A criminalidade em 2025 no estado de São Paulo registrou os menores índices desde 2021. No ano passado, 289 cidades paulistas não tiveram registros de homicídios. Na região de Sorocaba, o município de São Roque fechou o ano sem assassinatos.
As cidades de Piedade e Porto Feliz também se destacaram na baixa criminalidade, com apenas dois homicídios ao longo de 2025. Mairinque apresentou cinco registros desse tipo de crime, Boituva teve apenas 10 e Ibiúna teve 11 registros.
Roubos
Das 645 cidades paulistas, 173 não registraram nenhum roubo ao longo de 2025, de acordo com dados da Secretaria de Segurança Pública. O número representa uma em cada quatro cidades, o equivalente a 27% dos municípios do estado de São Paulo.
No ano passado, o estado teve o menor número da história de casos de roubos, com 161.310 registros, queda de 16,7% em relação a 2024, quando foram contabilizados 193.658 casos. As ocorrências de homicídios, latrocínios, roubos de veículo e roubos de carga também foram as menores no território paulista desde o início da série histórica, em 2001.
Ações do governo estadual
A redução na criminalidade vem acompanhada de uma série de avanços promovidos pelo Governo de São Paulo na segurança, com reforço de políticas públicas, investimento no trabalho de inteligência e mais policiais nas ruas.
Em três anos, a gestão estadual abriu quase 17 mil vagas em concursos para as polícias — um recorde de mais de 2 décadas —, investiu R$ 1,5 bilhão em segurança e realizou 427 operações conjuntas com Ministério Público, Gaeco e Polícia Federal.
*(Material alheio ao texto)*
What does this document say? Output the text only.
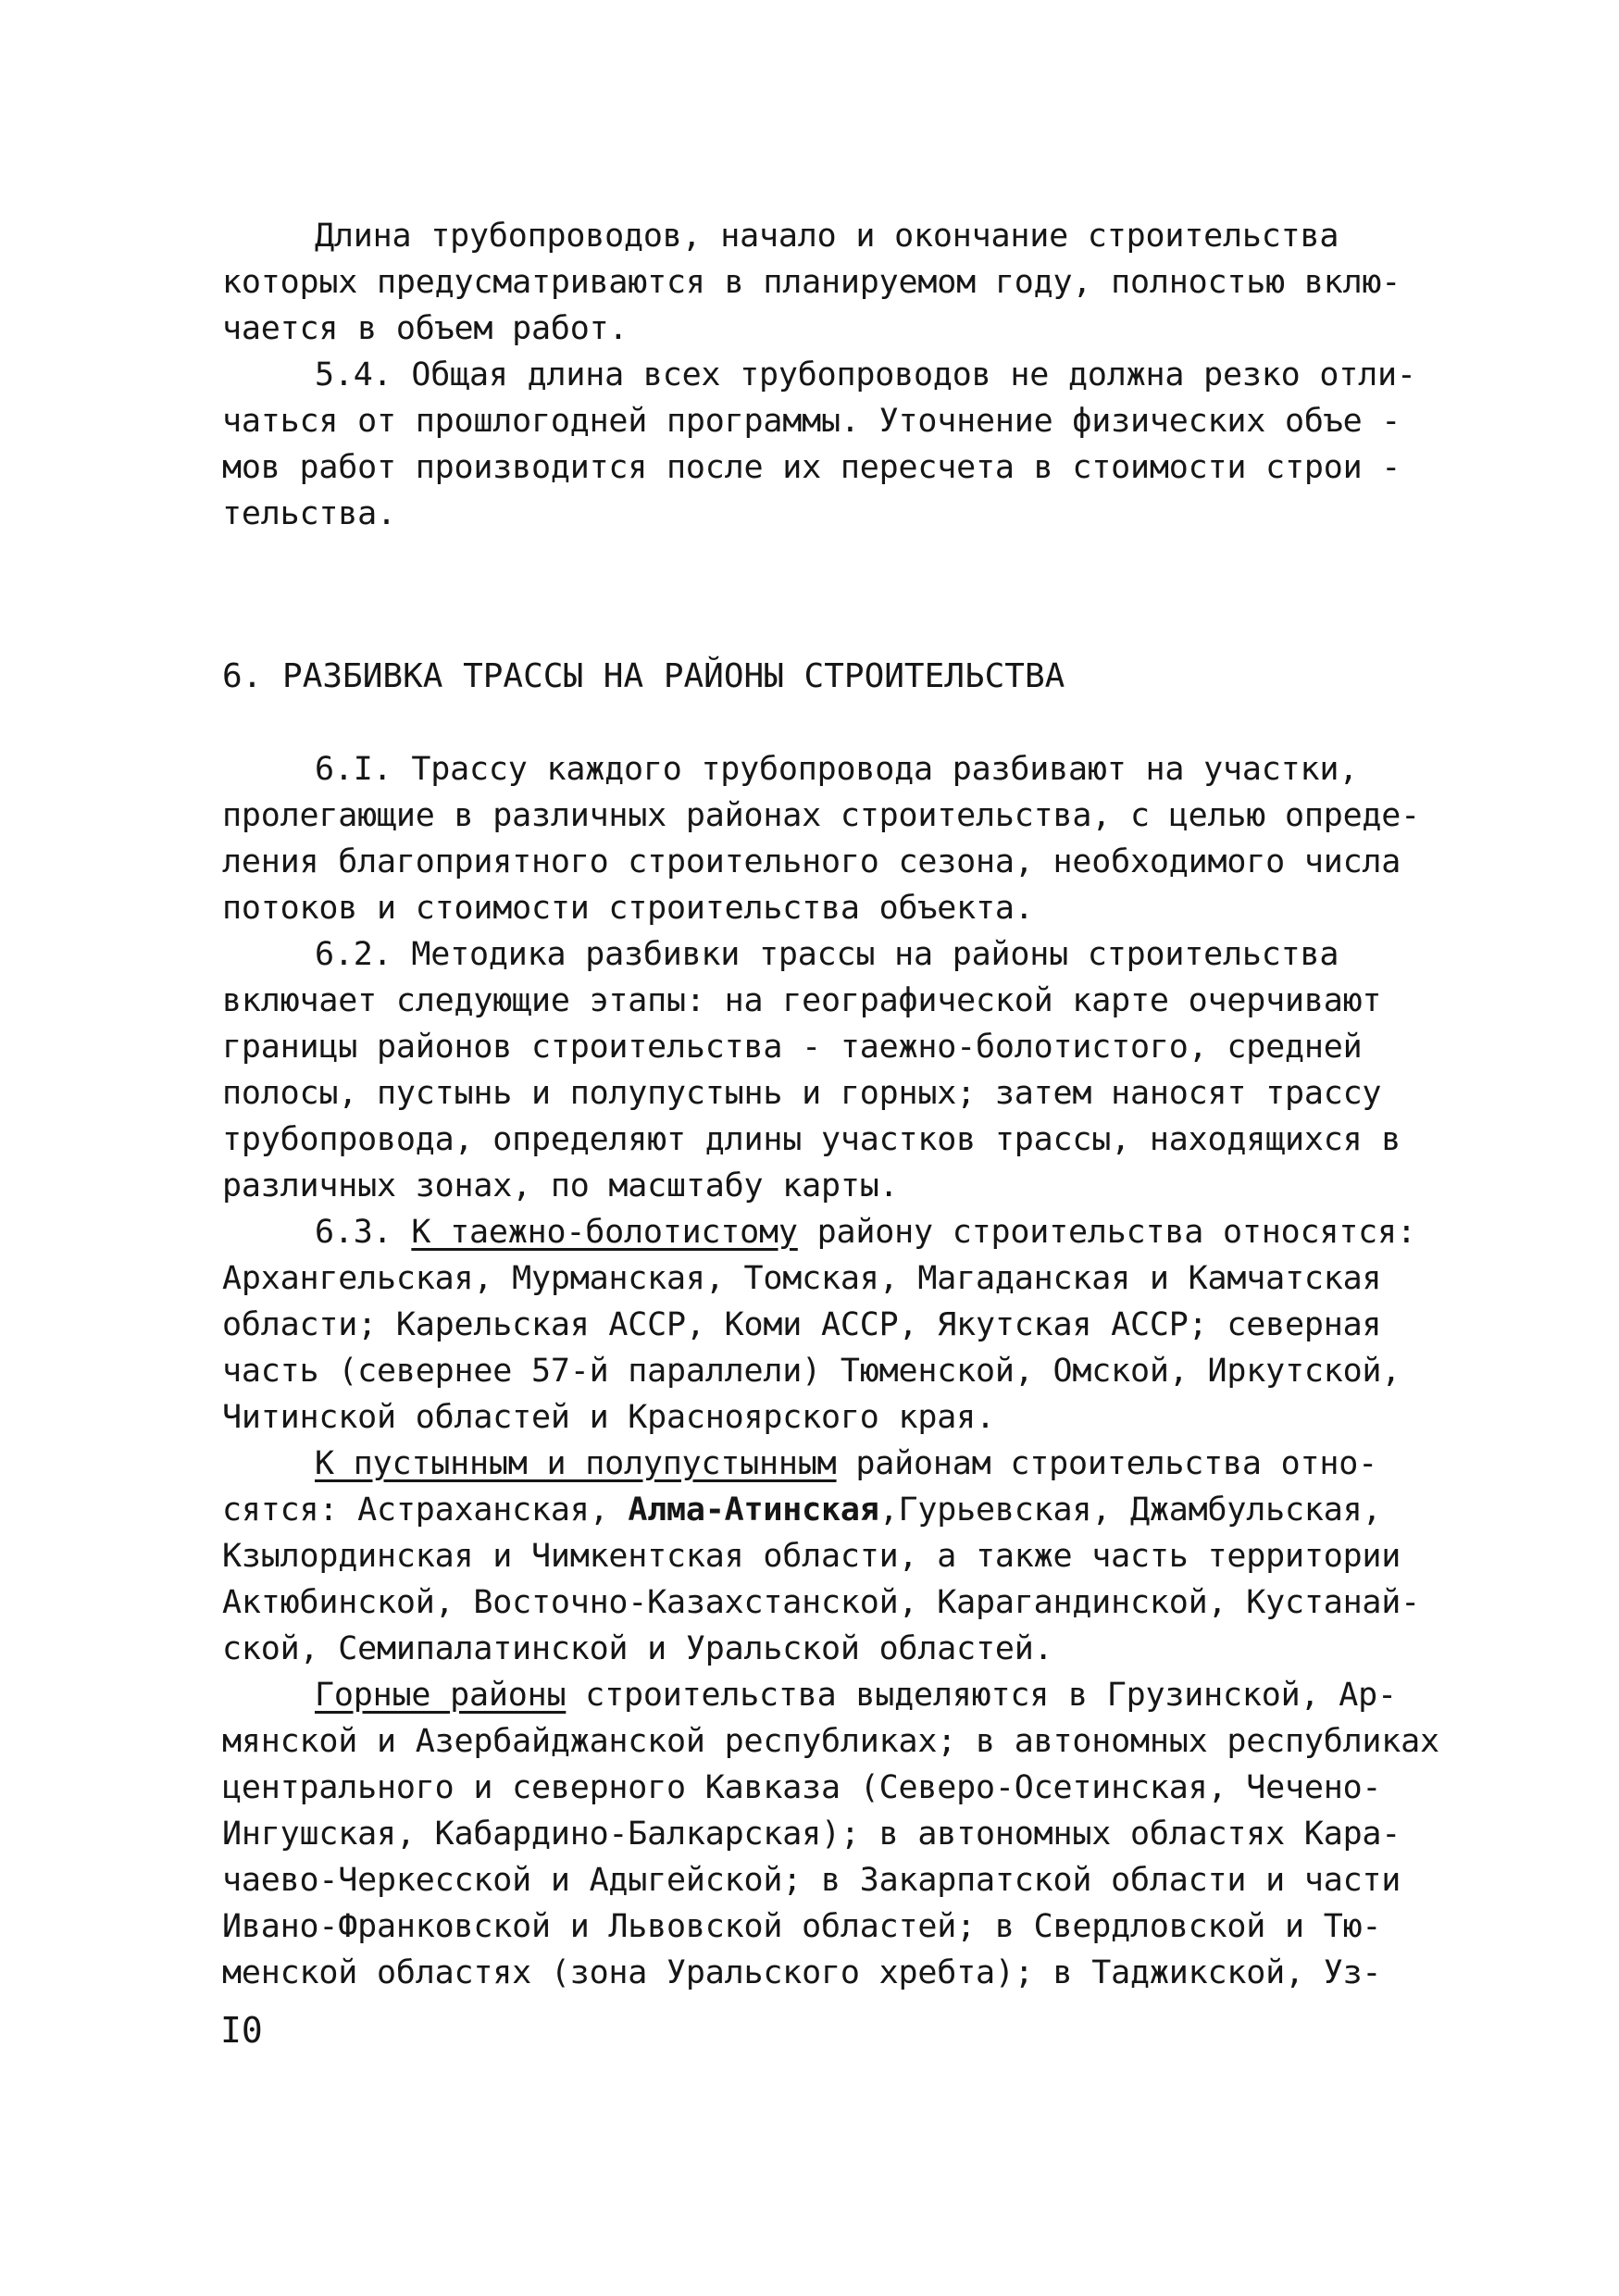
Длина трубопроводов, начало и окончание строительства
которых предусматриваются в планируемом году, полностью вклю-
чается в объем работ.
5.4. Общая длина всех трубопроводов не должна резко отли-
чаться от прошлогодней программы. Уточнение физических объе -
мов работ производится после их пересчета в стоимости строи -
тельства.
6. РАЗБИВКА ТРАССЫ НА РАЙОНЫ СТРОИТЕЛЬСТВА
6.I. Трассу каждого трубопровода разбивают на участки,
пролегающие в различных районах строительства, с целью опреде-
ления благоприятного строительного сезона, необходимого числа
потоков и стоимости строительства объекта.
6.2. Методика разбивки трассы на районы строительства
включает следующие этапы: на географической карте очерчивают
границы районов строительства - таежно-болотистого, средней
полосы, пустынь и полупустынь и горных; затем наносят трассу
трубопровода, определяют длины участков трассы, находящихся в
различных зонах, по масштабу карты.
6.3. К таежно-болотистому району строительства относятся:
Архангельская, Мурманская, Томская, Магаданская и Камчатская
области; Карельская АССР, Коми АССР, Якутская АССР; северная
часть (севернее 57-й параллели) Тюменской, Омской, Иркутской,
Читинской областей и Красноярского края.
К пустынным и полупустынным районам строительства отно-
сятся: Астраханская, Алма-Атинская,Гурьевская, Джамбульская,
Кзылординская и Чимкентская области, а также часть территории
Актюбинской, Восточно-Казахстанской, Карагандинской, Кустанай-
ской, Семипалатинской и Уральской областей.
Горные районы строительства выделяются в Грузинской, Ар-
мянской и Азербайджанской республиках; в автономных республиках
центрального и северного Кавказа (Северо-Осетинская, Чечено-
Ингушская, Кабардино-Балкарская); в автономных областях Кара-
чаево-Черкесской и Адыгейской; в Закарпатской области и части
Ивано-Франковской и Львовской областей; в Свердловской и Тю-
менской областях (зона Уральского хребта); в Таджикской, Уз-
I0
“Essa marca, para nós, é histórica. A queda é resultado do trabalho integrado que acontece na capital paulista e em todo interior, com reforço do policiamento, inteligência e tecnologia”, diz o secretário da Segurança Pública, Osvaldo Nico Gonçalves.
A cidade de Dois Córregos, com 24,5 mil habitantes, é a maior cidade paulista sem registro de roubo em 2025 – o município também não contabilizou homicídios no período. Na sequência, aparecem Guareí (15 mil), Pacaembu (14,8 mil), Presidente Bernardes (14,5 mil) e Urupês (13,7 mil).
No recorte completo da série histórica, de 2001 a 2025, dois municípios paulistas nunca registraram um único caso de roubo: Borá e São Francisco.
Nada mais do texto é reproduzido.